Entretanto, além da crescente contemplação dos interesses das elites industriais emergentes e das elites agrárias já estabelecidas, a experiência populista no Espírito Santo, na visão de Jefferson Alvarenga (2012), era sustentada pela ampliação da cidadania aos segmentos populares urbanos e rurais. Se, no plano nacional, Getúlio Vargas ampliou a cidadania através da assistência social via sindicatos, no Espírito Santo, a partir de 1955, a cidadania viria por meio de políticas públicas, tanto para a população rural, quanto para a população urbana (ALVARENGA, 2012, p. 138). Como exemplo, podemos mencionar o acesso à educação pública, que foi um dos destaques da atuação de Lacerda de Aguiar em seu segundo governo (1963 - 1966), tal como instalações para propiciar água encanada e sistema de esgoto rural e urbanos, construção de hospitais e de habitações, entre outras ações (ALVARENGA, 2012).

Conforme Alvarenga (2012), os segundos governos de Carlos Lindenberg e de Lacerda de Aguiar tinham bases sólidas nas elites cafeeiras, entretanto, estabeleceram a dinâmica “incorporação-exclusão” dos segmentos populares rurais e urbanos. No caso de Lindenberg, estabeleceu-se tal dinâmica por meio dos subdiretórios partidários e de políticas públicas voltadas a ampliar os canais de participação política (ALVARENGA, 2012).
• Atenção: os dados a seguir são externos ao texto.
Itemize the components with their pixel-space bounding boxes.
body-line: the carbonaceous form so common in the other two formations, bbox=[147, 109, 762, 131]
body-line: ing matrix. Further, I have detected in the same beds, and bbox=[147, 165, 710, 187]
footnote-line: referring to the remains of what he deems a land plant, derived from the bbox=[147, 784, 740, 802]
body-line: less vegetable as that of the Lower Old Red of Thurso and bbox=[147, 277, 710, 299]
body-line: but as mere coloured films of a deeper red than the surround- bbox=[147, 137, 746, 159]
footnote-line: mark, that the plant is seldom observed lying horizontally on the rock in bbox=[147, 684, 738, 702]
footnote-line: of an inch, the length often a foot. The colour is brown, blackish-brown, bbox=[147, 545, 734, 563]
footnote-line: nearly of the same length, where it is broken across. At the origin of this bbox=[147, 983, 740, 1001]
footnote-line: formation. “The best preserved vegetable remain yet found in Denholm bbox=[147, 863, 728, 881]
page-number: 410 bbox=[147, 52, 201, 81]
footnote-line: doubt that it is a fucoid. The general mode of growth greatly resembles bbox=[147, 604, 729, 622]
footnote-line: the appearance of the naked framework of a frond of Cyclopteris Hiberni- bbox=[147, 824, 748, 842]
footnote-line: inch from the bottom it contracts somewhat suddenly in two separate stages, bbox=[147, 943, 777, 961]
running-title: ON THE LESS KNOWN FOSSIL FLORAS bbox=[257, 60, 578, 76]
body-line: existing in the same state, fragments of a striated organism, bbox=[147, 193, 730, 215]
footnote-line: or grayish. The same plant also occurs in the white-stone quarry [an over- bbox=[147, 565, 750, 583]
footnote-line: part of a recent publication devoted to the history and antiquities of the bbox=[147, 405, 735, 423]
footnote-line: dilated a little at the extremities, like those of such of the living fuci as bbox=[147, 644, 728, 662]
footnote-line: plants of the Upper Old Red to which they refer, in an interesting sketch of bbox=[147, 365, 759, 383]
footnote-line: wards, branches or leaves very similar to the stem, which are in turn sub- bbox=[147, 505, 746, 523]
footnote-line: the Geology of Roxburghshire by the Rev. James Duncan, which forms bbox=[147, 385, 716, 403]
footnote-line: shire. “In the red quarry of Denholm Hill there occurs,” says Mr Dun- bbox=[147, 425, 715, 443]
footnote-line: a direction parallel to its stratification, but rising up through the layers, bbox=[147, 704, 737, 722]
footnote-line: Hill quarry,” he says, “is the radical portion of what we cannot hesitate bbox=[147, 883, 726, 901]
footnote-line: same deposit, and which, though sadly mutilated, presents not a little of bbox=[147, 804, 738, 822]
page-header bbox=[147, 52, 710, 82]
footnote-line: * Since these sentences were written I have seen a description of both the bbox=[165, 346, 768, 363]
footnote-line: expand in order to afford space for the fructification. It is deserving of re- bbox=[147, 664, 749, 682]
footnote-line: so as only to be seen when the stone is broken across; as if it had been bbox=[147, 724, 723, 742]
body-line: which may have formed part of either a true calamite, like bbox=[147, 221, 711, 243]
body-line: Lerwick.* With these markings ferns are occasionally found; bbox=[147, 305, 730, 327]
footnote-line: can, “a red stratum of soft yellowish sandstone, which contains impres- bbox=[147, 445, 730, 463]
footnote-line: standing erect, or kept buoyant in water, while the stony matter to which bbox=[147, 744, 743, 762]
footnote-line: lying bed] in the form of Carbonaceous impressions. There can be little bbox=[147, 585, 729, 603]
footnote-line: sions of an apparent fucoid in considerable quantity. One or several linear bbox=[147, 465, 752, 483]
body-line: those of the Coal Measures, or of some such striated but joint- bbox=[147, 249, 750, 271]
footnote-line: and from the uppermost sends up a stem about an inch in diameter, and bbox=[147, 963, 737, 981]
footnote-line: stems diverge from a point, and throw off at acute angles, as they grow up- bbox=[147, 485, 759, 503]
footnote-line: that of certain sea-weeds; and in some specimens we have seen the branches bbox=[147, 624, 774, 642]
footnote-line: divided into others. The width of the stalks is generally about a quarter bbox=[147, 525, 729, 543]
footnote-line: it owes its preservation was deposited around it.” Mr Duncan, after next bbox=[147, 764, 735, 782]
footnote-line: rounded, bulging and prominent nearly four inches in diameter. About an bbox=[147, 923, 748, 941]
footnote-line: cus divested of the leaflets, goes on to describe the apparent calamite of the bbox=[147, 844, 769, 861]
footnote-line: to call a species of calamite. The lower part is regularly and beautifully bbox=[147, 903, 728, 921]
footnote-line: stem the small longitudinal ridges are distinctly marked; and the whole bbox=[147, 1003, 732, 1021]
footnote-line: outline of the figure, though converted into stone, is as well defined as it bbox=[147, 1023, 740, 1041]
Já no segundo governo de Aguiar, a inclusão social foi estabelecida através de uma relação de pessoalidade e carisma entre líder e massa, sobretudo por meio das audiências públicas, associações de moradores e abaixo-assinados, bem como através de favores concedidos aos

sindicatos, sem desenvolver canais consistentes de participação popular. Porém, o governo de Aguiar garantiu o atendimento de ganhos materiais aos setores populares urbanos e rurais (ALVARENGA, 2012). Entretanto, essa inclusão não quer dizer, na leitura de Alvarenga (2012), controle absoluto do líder sobre as massas, na medida em que sua capacidade de exercer tal controle, dependeu da sua inclusão, ou seja, “[...] o líder detém certo controle das massas na mesma proporção em que ele mesmo atende às exigências sociais” (ALVARENGA, 2012, p. 142).
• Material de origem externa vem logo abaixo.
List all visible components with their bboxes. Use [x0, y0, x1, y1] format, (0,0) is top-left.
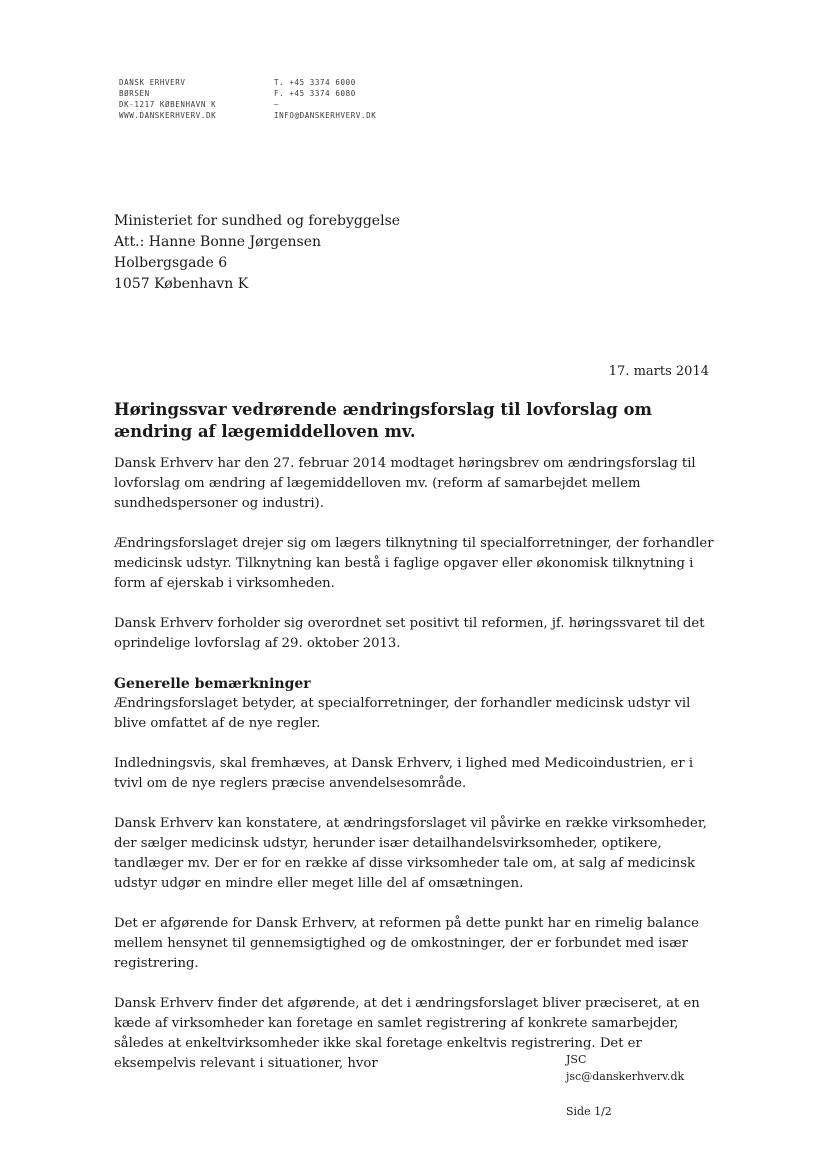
sender-email: jsc@danskerhverv.dk	[566, 1070, 685, 1083]
letterhead-website: WWW.DANSKERHVERV.DK	[119, 111, 217, 120]
section-heading: Generelle bemærkninger	[114, 676, 311, 692]
letter-subject: Høringssvar vedrørende ændringsforslag til lovforslag om ændring af lægemiddelloven mv.	[114, 400, 652, 441]
body-paragraph: Dansk Erhverv forholder sig overordnet set positivt til reformen, jf. høringssvaret til det oprindelige lovforslag af 29. oktober 2013.	[114, 616, 705, 651]
letterhead-fax: F. +45 3374 6080	[274, 89, 356, 98]
letterhead-phone: T. +45 3374 6000	[274, 78, 356, 87]
body-paragraph: Ændringsforslaget drejer sig om lægers tilknytning til specialforretninger, der forhandler medicinsk udstyr. Tilknytning kan bestå i faglige opgaver eller økonomisk tilknytning i form af ejerskab i virksomheden.	[114, 536, 714, 591]
letter-body	[114, 454, 714, 1094]
letterhead-city: DK-1217 KØBENHAVN K	[119, 100, 217, 109]
letterhead-contact	[274, 77, 376, 121]
page-number: Side 1/2	[566, 1105, 612, 1118]
body-paragraph: Dansk Erhverv kan konstatere, at ændringsforslaget vil påvirke en række virksomheder, der sælger medicinsk udstyr, herunder især detailhandelsvirksomheder, optikere, tandlæger mv. Der er for en række af disse virksomheder tale om, at salg af medicinsk udstyr udgør en mindre eller meget lille del af omsætningen.	[114, 816, 707, 891]
recipient-address	[114, 211, 400, 295]
body-paragraph: Indledningsvis, skal fremhæves, at Dansk Erhverv, i lighed med Medicoindustrien, er i tvivl om de nye reglers præcise anvendelsesområde.	[114, 756, 694, 791]
letterhead-email: INFO@DANSKERHVERV.DK	[274, 111, 377, 120]
letter-footer	[566, 1051, 684, 1120]
recipient-organization: Ministeriet for sundhed og forebyggelse	[114, 213, 401, 229]
letterhead-address	[119, 77, 216, 121]
recipient-city: 1057 København K	[114, 276, 249, 292]
sender-initials: JSC	[566, 1053, 587, 1066]
letterhead-dash: –	[274, 100, 280, 109]
letterhead-building: BØRSEN	[119, 89, 150, 98]
recipient-street: Holbergsgade 6	[114, 255, 228, 271]
body-paragraph: Dansk Erhverv har den 27. februar 2014 modtaget høringsbrev om ændringsforslag til lovforslag om ændring af lægemiddelloven mv. (reform af samarbejdet mellem sundhedspersoner og industri).	[114, 456, 696, 511]
body-paragraph: Det er afgørende for Dansk Erhverv, at reformen på dette punkt har en rimelig balance mellem hensynet til gennemsigtighed og de omkostninger, der er forbundet med især registrering.	[114, 916, 699, 971]
letter-date: 17. marts 2014	[608, 364, 709, 379]
body-paragraph: Dansk Erhverv finder det afgørende, at det i ændringsforslaget bliver præciseret, at en kæde af virksomheder kan foretage en samlet registrering af konkrete samarbejder, således at enkeltvirksomheder ikke skal foretage enkeltvis registrering. Det er eksempelvis relevant i situationer, hvor	[114, 996, 700, 1071]
letterhead-company: DANSK ERHVERV	[119, 78, 186, 87]
body-paragraph: Ændringsforslaget betyder, at specialforretninger, der forhandler medicinsk udstyr vil blive omfattet af de nye regler.	[114, 696, 691, 731]
recipient-attention: Att.: Hanne Bonne Jørgensen	[114, 234, 322, 250]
O último elemento que fia a defesa da existência do populismo no Espírito Santo diz respeito ao elemento carismático. Para Alvarenga (2012), diferentemente da historiografia oficial, Lindenberg, assim como Lacerda de Aguiar, imbuiu-se desse elemento para a construção de sua imagem pública. O primeiro apresentava-se como um homem comum, do interior, que era próximo das necessidades das classes populares e que, por isso, era reconhecido como “[...] a esperança de melhor qualidade de vida para a população do interior e da Grande Vitória-ES [...]" (ALVARENGA, 2012, p. 149) e como um dos seus. Ou seja, “[...] é como se todos os indivíduos participassem da vida pessoal e pública do líder [...]” (ALVARENGA, 2012, p. 149).
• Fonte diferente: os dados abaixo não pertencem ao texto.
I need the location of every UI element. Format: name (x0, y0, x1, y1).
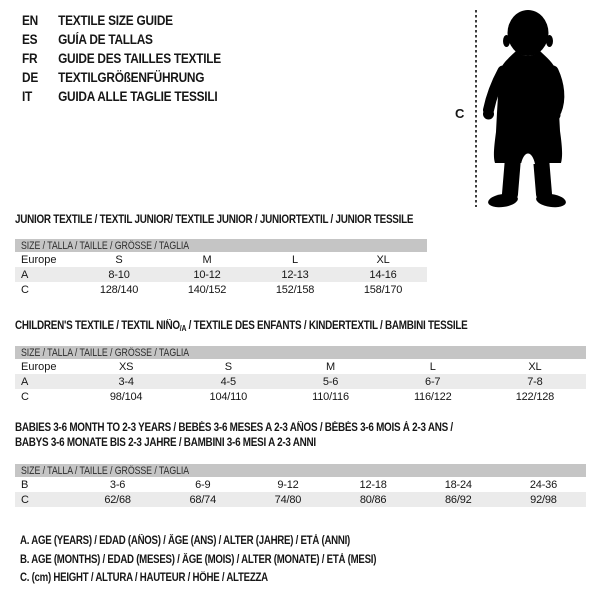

Essa ligação de caráter emocional entre líder e massa, em que a figura desse primeiro é confundida com o Estado, está presente na figura de Lacerda de Aguiar representada no abandono de protocolos, na linguagem simples e direta e, também, nos hábitos comuns, como ressalta Jefferson Alvarenga (2012). A apresentação de si como um homem de alianças e conciliação, numa época de maiores polarizações, sem julgar seus adversários, faziam-no identificar-se com as massas que, então, à sua semelhança, passavam a não mais julgá-lo em suas atividades públicas. Ademais, Alvarenga (2012) defende a sedução do carisma não como um véu que se punha na face das massas cegando-as, mas como algo que lhes era convidativo.